Writing with LLM is not a shame
Title, Grammar, and Style Nits
- Early comments fixate on the title (“a LLM” vs “an LLM”, “not shameful” vs “not a shame”), used partly to mock the idea that LLM writing is fine while the post itself is linguistically rough.
- Several note the article’s broken English; some say this actually underscores the author’s point (non‑native speakers may legitimately want help), others see it as evidence the author should have used a tool.
Legitimate vs Problematic Uses
- Broad support for using LLMs as:
- Grammar/spell/style checkers.
- Translation or fluency aids for non‑native speakers.
- Semantic search, summarization, and red‑teaming of code/specs.
- Many insist the “message and reasoning” must remain human, and facts from LLMs must be verified; using raw LLM output without review is called rude and lazy.
Originality, Thinking, and Cognitive Costs
- One camp argues few ideas are truly original anyway; curation and synthesis are already mostly remix.
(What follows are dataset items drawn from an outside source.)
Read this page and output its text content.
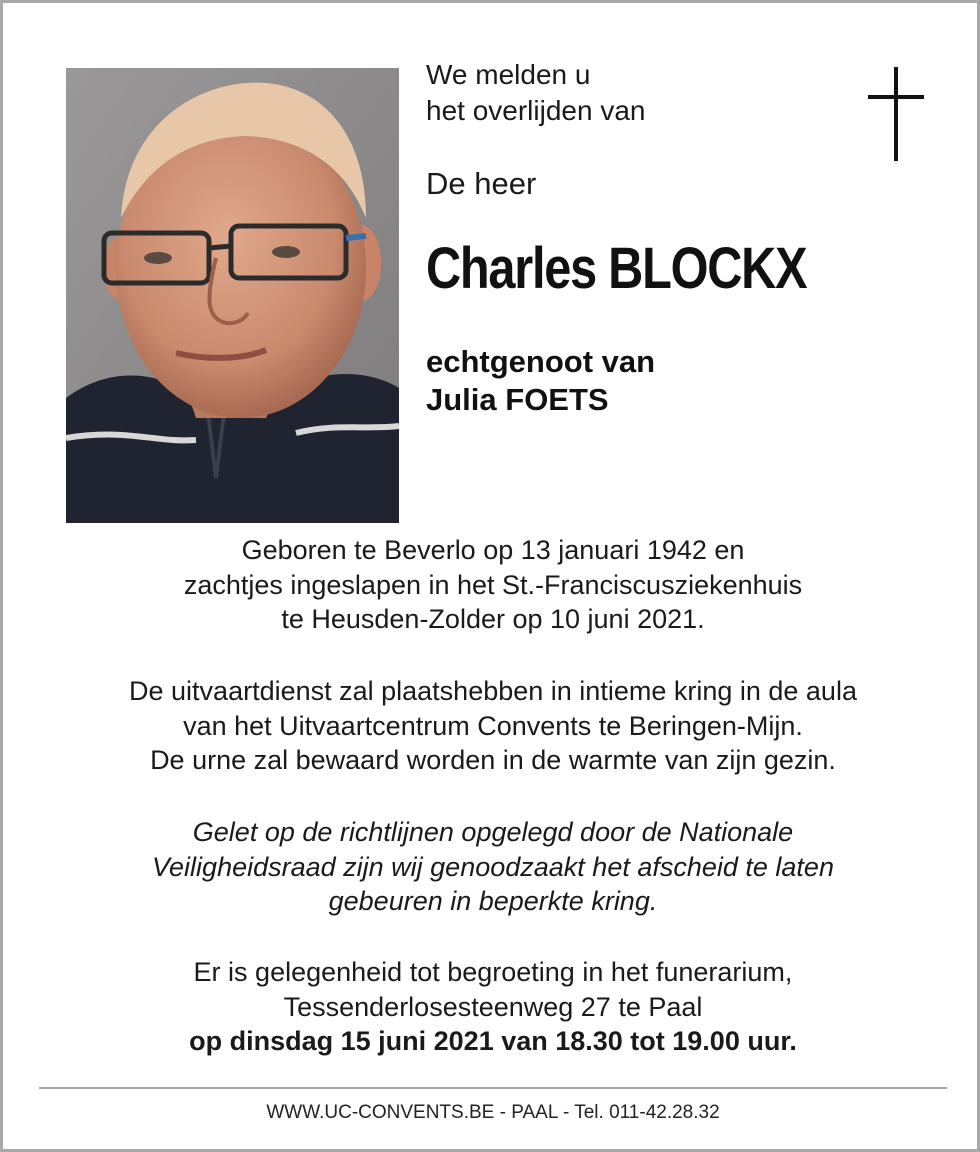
We melden u
het overlijden van
De heer
Charles BLOCKX
echtgenoot van
Julia FOETS
Geboren te Beverlo op 13 januari 1942 en
zachtjes ingeslapen in het St.-Franciscusziekenhuis
te Heusden-Zolder op 10 juni 2021.
De uitvaartdienst zal plaatshebben in intieme kring in de aula
van het Uitvaartcentrum Convents te Beringen-Mijn.
De urne zal bewaard worden in de warmte van zijn gezin.
Gelet op de richtlijnen opgelegd door de Nationale
Veiligheidsraad zijn wij genoodzaakt het afscheid te laten
gebeuren in beperkte kring.
Er is gelegenheid tot begroeting in het funerarium,
Tessenderlosesteenweg 27 te Paal
op dinsdag 15 juni 2021 van 18.30 tot 19.00 uur.
WWW.UC-CONVENTS.BE - PAAL - Tel. 011-42.28.32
- Others counter that writing is thinking: outsourcing drafting/rewriting blunts cognition and will atrophy reasoning skills, similar concerns for code.
- LLMs are compared to “training wheels” or “tire chains”: helpful in hard conditions, but dangerous if they never come off.
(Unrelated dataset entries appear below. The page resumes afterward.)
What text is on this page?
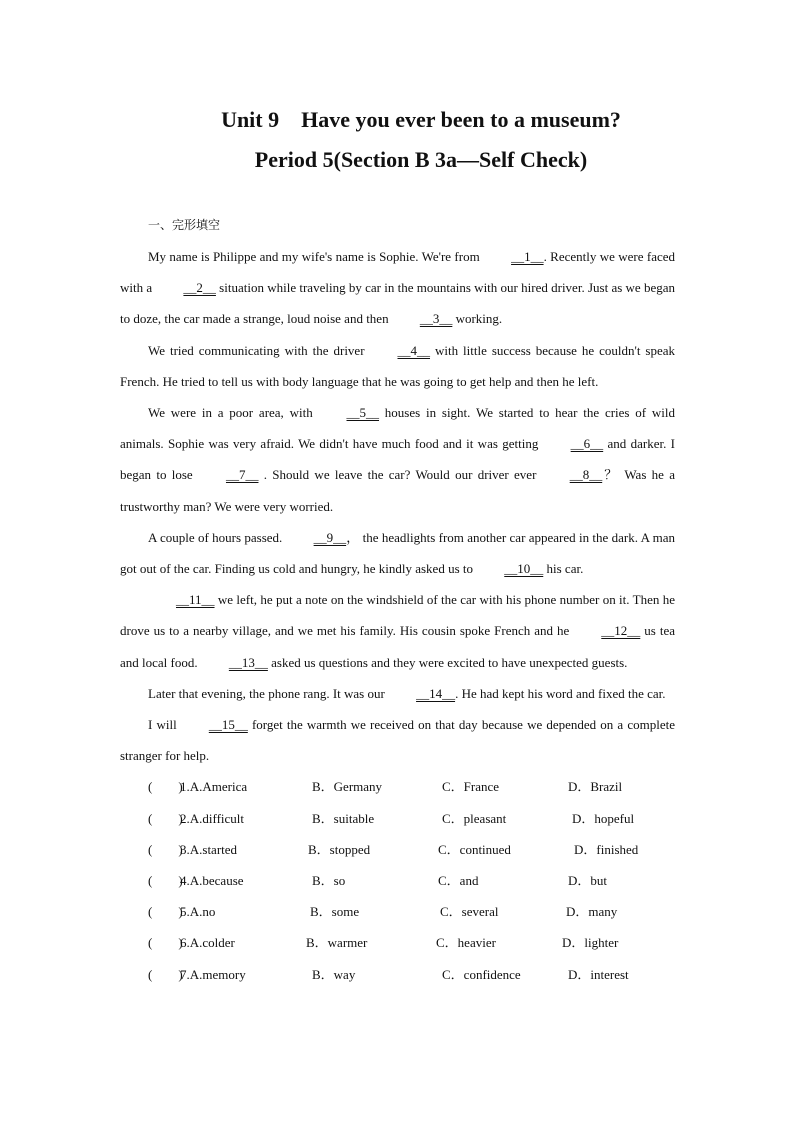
Unit 9    Have you ever been to a museum?
Period 5(Section B 3a—Self Check)
一、完形填空

My name is Philippe and my wife's name is Sophie. We're from __1__. Recently we were faced with a __2__ situation while traveling by car in the mountains with our hired driver. Just as we began to doze, the car made a strange, loud noise and then __3__ working.

We tried communicating with the driver __4__ with little success because he couldn't speak French. He tried to tell us with body language that he was going to get help and then he left.

We were in a poor area, with __5__ houses in sight. We started to hear the cries of wild animals. Sophie was very afraid. We didn't have much food and it was getting __6__ and darker. I began to lose __7__ . Should we leave the car? Would our driver ever __8__？ Was he a trustworthy man? We were very worried.

A couple of hours passed. __9__， the headlights from another car appeared in the dark. A man got out of the car. Finding us cold and hungry, he kindly asked us to __10__ his car.

__11__ we left, he put a note on the windshield of the car with his phone number on it. Then he drove us to a nearby village, and we met his family. His cousin spoke French and he __12__ us tea and local food. __13__ asked us questions and they were excited to have unexpected guests.

Later that evening, the phone rang. It was our __14__. He had kept his word and fixed the car.

I will __15__ forget the warmth we received on that day because we depended on a complete stranger for help.

(        )
1.A.America	B．Germany	C．France	D．Brazil
(        )
2.A.difficult	B．suitable	C．pleasant	D．hopeful
(        )
3.A.started	B．stopped	C．continued	D．finished
(        )
4.A.because	B．so	C．and	D．but
(        )
5.A.no	B．some	C．several	D．many
(        )
6.A.colder	B．warmer	C．heavier	D．lighter
(        )
7.A.memory	B．way	C．confidence	D．interest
Ethics, Disclosure, and Trust
- Strong sentiment that readers have a right to know if text is AI‑generated; undisclosed AI in conversation (emails, recommendations, farewell cards, support answers) is widely resented.
- Writing is framed as relationship‑building, not just a transaction; AI mediation can corrupt trust and the mental model we form of the author.
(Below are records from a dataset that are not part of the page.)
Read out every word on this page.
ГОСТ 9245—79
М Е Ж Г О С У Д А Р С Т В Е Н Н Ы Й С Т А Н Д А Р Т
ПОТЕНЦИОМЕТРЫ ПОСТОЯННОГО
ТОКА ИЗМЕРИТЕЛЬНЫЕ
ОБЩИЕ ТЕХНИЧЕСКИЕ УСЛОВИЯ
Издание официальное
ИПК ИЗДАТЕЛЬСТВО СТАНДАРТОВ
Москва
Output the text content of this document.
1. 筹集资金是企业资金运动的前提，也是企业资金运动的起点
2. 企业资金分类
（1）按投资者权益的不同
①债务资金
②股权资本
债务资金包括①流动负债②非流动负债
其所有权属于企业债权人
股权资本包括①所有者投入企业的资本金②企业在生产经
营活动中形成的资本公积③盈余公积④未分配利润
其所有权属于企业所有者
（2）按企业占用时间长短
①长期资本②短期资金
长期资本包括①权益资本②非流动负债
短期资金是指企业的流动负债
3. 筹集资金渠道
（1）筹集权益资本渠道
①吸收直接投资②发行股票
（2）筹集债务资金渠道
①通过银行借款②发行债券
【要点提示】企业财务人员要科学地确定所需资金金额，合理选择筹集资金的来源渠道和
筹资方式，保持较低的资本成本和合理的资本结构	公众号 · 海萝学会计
- Some see calls for disclosure as “ethics theater”; others argue it’s exactly about ethics—avoiding deception and shifting verification work onto others.
Quality of AI Prose and “Slop”
- Many describe LLM prose as verbose, bland, and homogenized; even when correct, it lacks “soul” or intent.
- Complaints about “AI slop” flooding chats, forums, and workplace comms; using LLMs without deep review is seen as offloading cognitive work and worsening the attention economy.
Style Markers (Em‑Dash Debate)
- Long subthread over em‑dashes as a supposed LLM tell: some claim they’re now a strong signal, others push back hard, noting they’ve long been common in serious writing and many systems auto‑insert them.